Workloads across the AI lifecycle¶
A typical AI initiative progresses through several key stages, each with distinct workloads and objectives. With Run:ai, research and engineering teams can host and manage all these workloads to achieve the following:
- Data preparation: Aggregating, cleaning, normalizing, and labeling data to prepare for training.
- Training: Conducting resource-intensive model development and iterative performance optimization.
- Fine-tuning: Adapting pre-trained models to domain-specific data sets while balancing efficiency and performance.
- Inference: Deploying models for real-time or batch predictions with a focus on low latency and high throughput.
- Monitoring and optimization: Ensuring ongoing performance by addressing data drift, usage patterns, and retraining as needed.
What is a workload?¶
A workload runs in the cluster, is associated with a namespace, and operates to fulfill its targets, whether that is running to completion for a batch job, allocating resources for experimentation in an integrated development environment (IDE)/notebook, or serving inference requests in production.
The workload, defined by the AI practitioner, consists of:
- Container images: This includes the application, its dependencies, and the runtime environment.
- Compute resources: CPU, GPU, and RAM to execute efficiently and address the workload’s needs.
- Data sets: The data needed for processing, such as training data sets or input from external databases.
- Credentials: The access to certain data sources or external services, ensuring proper authentication and authorization.
Workload scheduling and orchestration¶
Run:ai’s core mission is to optimize AI resource usage at scale.
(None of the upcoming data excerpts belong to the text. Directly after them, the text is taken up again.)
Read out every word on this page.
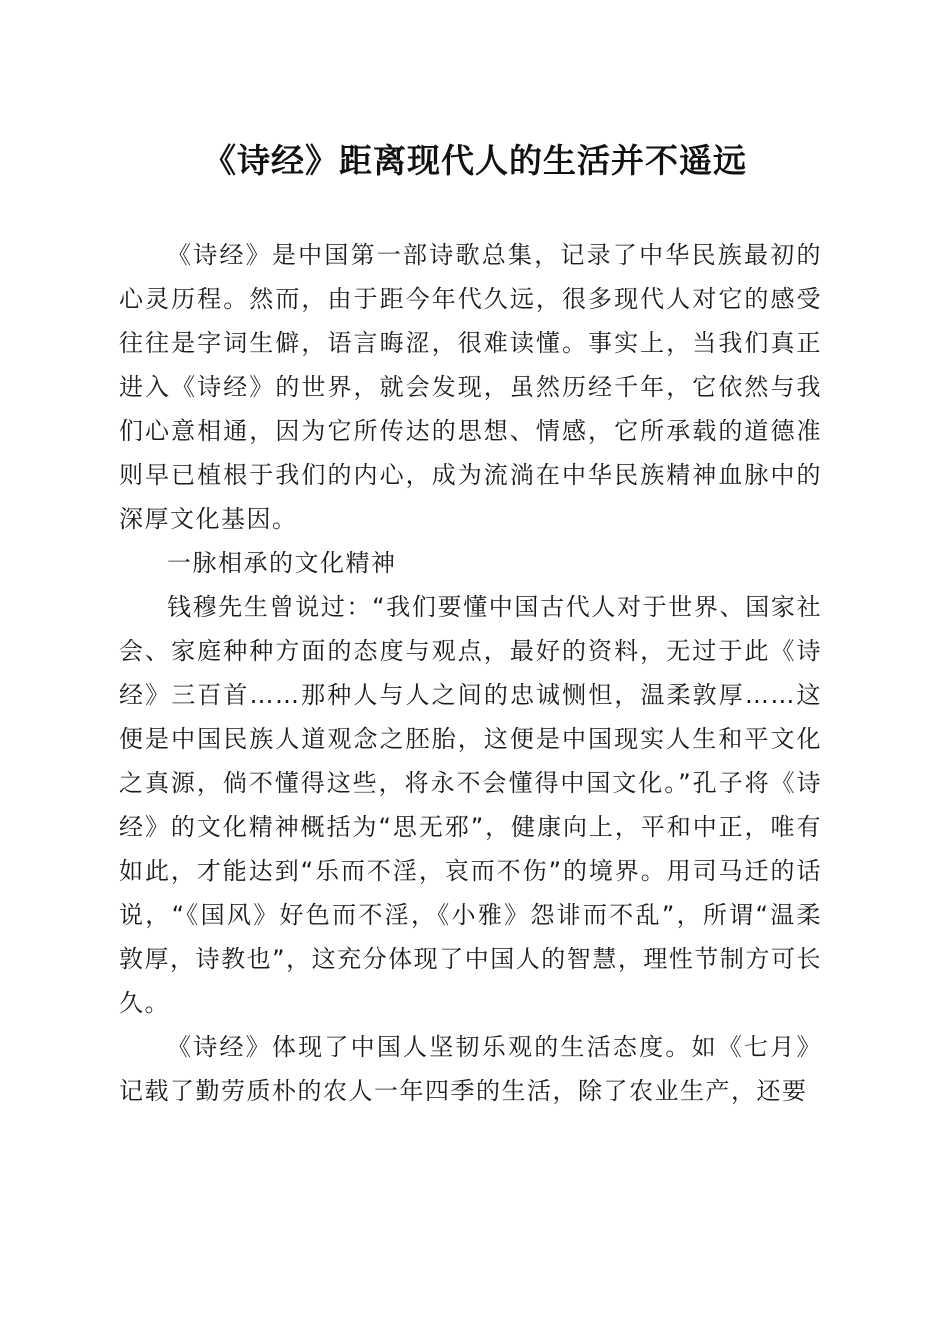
《诗经》距离现代人的生活并不遥远

《诗经》是中国第一部诗歌总集，记录了中华民族最初的心灵历程。然而，由于距今年代久远，很多现代人对它的感受往往是字词生僻，语言晦涩，很难读懂。事实上，当我们真正进入《诗经》的世界，就会发现，虽然历经千年，它依然与我们心意相通，因为它所传达的思想、情感，它所承载的道德准则早已植根于我们的内心，成为流淌在中华民族精神血脉中的深厚文化基因。

一脉相承的文化精神

钱穆先生曾说过：“我们要懂中国古代人对于世界、国家社会、家庭种种方面的态度与观点，最好的资料，无过于此《诗经》三百首……那种人与人之间的忠诚恻怛，温柔敦厚……这便是中国民族人道观念之胚胎，这便是中国现实人生和平文化之真源，倘不懂得这些，将永不会懂得中国文化。”孔子将《诗经》的文化精神概括为“思无邪”，健康向上，平和中正，唯有如此，才能达到“乐而不淫，哀而不伤”的境界。用司马迁的话说，“《国风》好色而不淫，《小雅》怨诽而不乱”，所谓“温柔敦厚，诗教也”，这充分体现了中国人的智慧，理性节制方可长久。

《诗经》体现了中国人坚韧乐观的生活态度。如《七月》记载了勤劳质朴的农人一年四季的生活，除了农业生产，还要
This is achieved through efficient scheduling and orchestrating of all cluster workloads using the Run:ai Scheduler. The Scheduler allows the prioritization of workloads across different departments and projects within the organization at large scales, based on the resource distribution set by the system administrator.
Run:ai and third-party workloads¶
- Run:ai workloads: These workloads are submitted via the Run:ai platform. They are represented by Kubernetes Custom Resource Definitions (CRDs) and APIs. When using Run:ai workloads, a complete Workload and Scheduling Policy solution is offered for administrators to ensure optimizations, governance and security standards are applied.
- Third-party workloads: These workloads are submitted via third-party applications that use the Run:ai Scheduler. The Run:ai platform manages and monitors these workloads. They enable seamless integrations with external tools, allowing teams and individuals flexibility.
Levels of support¶
Different types of workloads have different levels of support. Understanding what capabilities are needed before selecting the workload type to work with is important. The table below details the level of support for each workload type in Run:ai. Run:ai workloads are fully supported with all of Run:ai advanced features and capabilities. While third-party workloads are partially supported. The list of capabilities can change between different Run:ai versions.
Functionality | Workload Type | ||||
---|---|---|---|---|---|
Run:ai workloads | Third-party workloads | ||||
Training - Standard | Workspace | Inference | Training - distributed | ||
Fairness | v | v | v | v | v |
Priority and preemption | v | v | v | v | v |
Over quota | v | v | v | v | v |
Node pools | v | v | v | v | v |
Bin packing / Spread | v | v | v | v | v |
Multi-GPU fractions | v | v | v | v | v |
Multi-GPU dynamic fractions | v | v | v | v | v |
Node level scheduler | v | v | v | v | v |
Multi-GPU memory swap | v | v | v | v | v |
Elastic scaling | NA | NA | v | v | v |
Gang scheduling | v | v | v | v | v |
Monitoring | v | v | v | v | v |
RBAC | v | v | v | v | |
Workload awareness | v | v | v | v | |
Workload submission | v | v | v | v | |
Workload actions (stop/run) | v | v | v | v | |
Workload Policies | v | v | v | v | |
Scheduling rules | v | v | v | v |
Note
Workload awareness
Specific workload-aware visibility, so that different pods are identified and treated as a single workload (for example GPU utilization, workload view, dashboards).